Tuesday, January 06, 2009

Better than I could have said it:

Paul Krugman has a great blog post in the NY times:

The trouble with Sanjay Gupta

So apparently Obama plans to appoint CNN’s Sanjay Gupta as Surgeon General. I don’t have a problem with Gupta’s qualifications. But I do remember his mugging of Michael Moore over Sicko. You don’t have to like Moore or his film; but Gupta specifically claimed that Moore “fudged his facts”, when the truth was that on every one of the allegedly fudged facts, Moore was actually right and CNN was wrong.

What bothered me about the incident was that it was what Digby would call Village behavior: Moore is an outsider, he’s uncouth, so he gets smeared as unreliable even though he actually got it right. It’s sort of a minor-league version of the way people who pointed out in real time that Bush was misleading us into war are to this day considered less “serious” than people who waited until it was fashionable to reach that conclusion. And appointing Gupta now, although it’s a small thing, is just another example of the lack of accountability that always seems to be the rule when you get things wrong in a socially acceptable way.


This is how I have felt many times in my life. The well dressed, empty thought mouthpiece says assuredly: "there is nothing to this", for example all the city councilors when we filed the open meeting law case, or currently when they claim the city budget is under fire.

I was right about the Open Meeting Law violations, and they were wrong.

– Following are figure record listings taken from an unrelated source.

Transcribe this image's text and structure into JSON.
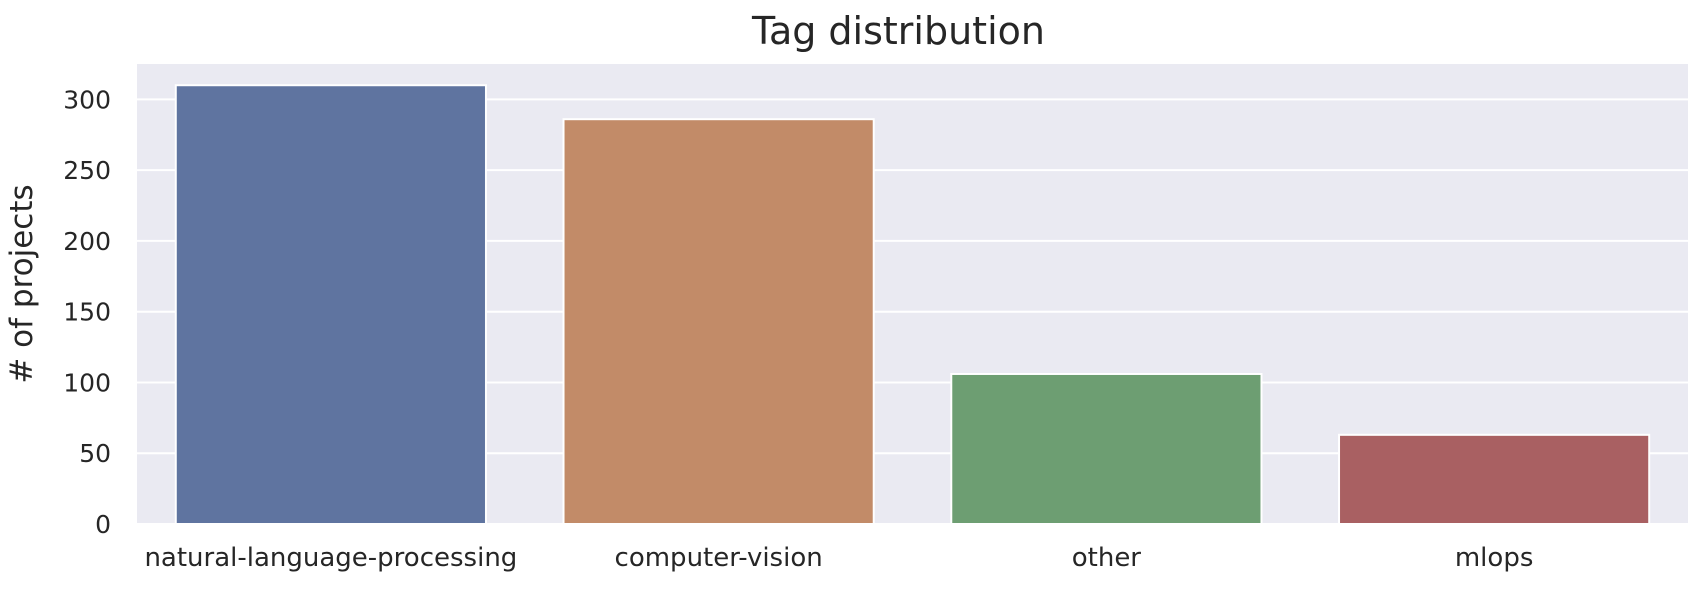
{
  "chart_data": {
    "type": "bar",
    "title": "Tag distribution",
    "xlabel": "",
    "ylabel": "# of projects",
    "categories": [
      "natural-language-processing",
      "computer-vision",
      "other",
      "mlops"
    ],
    "values": [
      310,
      286,
      106,
      63
    ],
    "ylim": [
      0,
      325
    ],
    "yticks": [
      0,
      50,
      100,
      150,
      200,
      250,
      300
    ],
    "grid": true,
    "legend": "none",
    "colors": [
      "#5f74a0",
      "#c28b68",
      "#6d9e72",
      "#a96062"
    ],
    "background": "#eaeaf2",
    "grid_color": "#ffffff"
  }
}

The city budget as Steve W has shown numerically many times is not under some great distress and the proposition 2.5 increases will make up for the loss of state aid, with a slight bit of belt tightening maybe a couple percent, maybe none if fuel prices remain low, and the exodus from the Boston Public Schools continues.

The fact that City Hall will not release actual numbers should tell you who is telling the truth and who is hiding things.